In keeping with a global trend, gyms are becoming more and more popular in Indonesia's urban areas, attracting a growing number of health-conscious professionals, especially. The trend is even more pronounced in Indonesia because the outdoor environment of most cities is not exactly conducive to doing exercise. A lack of green areas, clogged streets and sidewalks from hell all act as incentives for people to join their local health club to keep fit.
Most large-city hotels have their own gym that is open not only to hotel guests but to the public. There are also many independent gyms, including franchises of international brands like Gold's Gym, Clark Hatch and Fitness First. Very popular also is the locally owned Celebrity Fitness, which has several clubs in Jakarta and Surabaya. Gyms often offer additional facilities like saunas, steam rooms, relaxation rooms and cafés; some have swimming pools. Generally, if you join a hotel gym you'll be entitled to use the hotel pool. Lying poolside ordering cocktails isn't a bad option for a hot, lazy Sunday.
On top of the usual gym equipment, bigger gyms also provide scheduled classes for aerobics, yoga, spinning, Pilates and the like. If you need some guidance and advice, or someone just to motivate you to do the hard work, personal trainers are available.

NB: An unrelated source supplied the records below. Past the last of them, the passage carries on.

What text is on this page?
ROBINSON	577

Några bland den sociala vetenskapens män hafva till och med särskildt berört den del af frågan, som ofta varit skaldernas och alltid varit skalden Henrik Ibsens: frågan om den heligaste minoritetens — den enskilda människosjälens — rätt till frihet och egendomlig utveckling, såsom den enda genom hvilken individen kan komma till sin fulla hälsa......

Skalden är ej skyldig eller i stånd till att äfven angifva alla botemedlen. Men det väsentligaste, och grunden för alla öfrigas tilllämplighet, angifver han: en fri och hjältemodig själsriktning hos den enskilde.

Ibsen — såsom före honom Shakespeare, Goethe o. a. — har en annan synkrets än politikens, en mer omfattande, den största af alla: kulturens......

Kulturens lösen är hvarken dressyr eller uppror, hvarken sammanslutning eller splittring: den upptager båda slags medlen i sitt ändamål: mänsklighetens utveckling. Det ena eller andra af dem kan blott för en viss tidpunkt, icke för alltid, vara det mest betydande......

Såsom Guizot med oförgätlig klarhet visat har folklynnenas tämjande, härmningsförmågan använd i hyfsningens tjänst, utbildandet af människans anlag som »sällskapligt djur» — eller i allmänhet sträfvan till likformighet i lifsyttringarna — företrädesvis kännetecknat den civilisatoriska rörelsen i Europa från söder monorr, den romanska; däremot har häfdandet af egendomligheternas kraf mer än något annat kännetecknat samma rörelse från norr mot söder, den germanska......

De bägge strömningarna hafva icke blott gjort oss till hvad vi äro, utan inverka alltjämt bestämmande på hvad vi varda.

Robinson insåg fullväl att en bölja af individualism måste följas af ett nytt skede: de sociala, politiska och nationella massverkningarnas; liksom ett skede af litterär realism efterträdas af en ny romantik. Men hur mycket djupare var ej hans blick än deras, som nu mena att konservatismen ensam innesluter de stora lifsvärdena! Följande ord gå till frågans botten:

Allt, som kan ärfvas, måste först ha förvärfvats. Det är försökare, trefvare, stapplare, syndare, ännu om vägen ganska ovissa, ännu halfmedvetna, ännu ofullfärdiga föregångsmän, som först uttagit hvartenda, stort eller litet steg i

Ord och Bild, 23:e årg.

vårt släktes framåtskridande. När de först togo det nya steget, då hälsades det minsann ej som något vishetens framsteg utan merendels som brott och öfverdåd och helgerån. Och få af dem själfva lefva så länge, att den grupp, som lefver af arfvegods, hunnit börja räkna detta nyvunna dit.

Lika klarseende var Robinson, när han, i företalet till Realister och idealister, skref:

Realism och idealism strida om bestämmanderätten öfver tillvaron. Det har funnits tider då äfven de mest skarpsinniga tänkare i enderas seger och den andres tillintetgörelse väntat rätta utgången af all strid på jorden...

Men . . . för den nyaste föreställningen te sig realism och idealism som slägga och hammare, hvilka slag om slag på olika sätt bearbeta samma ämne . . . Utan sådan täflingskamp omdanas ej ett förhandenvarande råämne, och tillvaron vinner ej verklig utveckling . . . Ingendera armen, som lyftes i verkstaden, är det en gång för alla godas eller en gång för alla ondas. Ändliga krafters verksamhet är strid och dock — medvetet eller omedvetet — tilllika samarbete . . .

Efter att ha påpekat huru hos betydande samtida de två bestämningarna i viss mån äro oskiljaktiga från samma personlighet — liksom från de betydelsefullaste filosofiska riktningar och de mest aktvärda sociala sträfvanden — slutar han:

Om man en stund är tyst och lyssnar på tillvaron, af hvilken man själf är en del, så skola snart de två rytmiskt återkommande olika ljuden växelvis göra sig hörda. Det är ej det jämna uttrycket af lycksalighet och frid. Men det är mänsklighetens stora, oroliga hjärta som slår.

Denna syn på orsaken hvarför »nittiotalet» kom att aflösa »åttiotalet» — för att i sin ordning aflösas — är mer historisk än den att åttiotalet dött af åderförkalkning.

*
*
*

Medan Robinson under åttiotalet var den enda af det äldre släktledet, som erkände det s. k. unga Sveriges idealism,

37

Some gyms will charge you a registration fee and then you'll be able to pay monthly or for a whole year to get a slightly cheaper deal. Some gyms offer family or corporate packages with better rates. If you're not quite sure whether it's the right place for you or not, you may be given a free 1-day trial. You can expect to pay as little as Rp 150,000/month or Rp 1.5 million/year (US$17 or $170) for a basic place, up to Rp 500,000/month or Rp 5 million/year (US$55 or $550) for a more sophisticated club. An hour's session with a personal trainer will set you back between Rp 100,000 and Rp 150,000.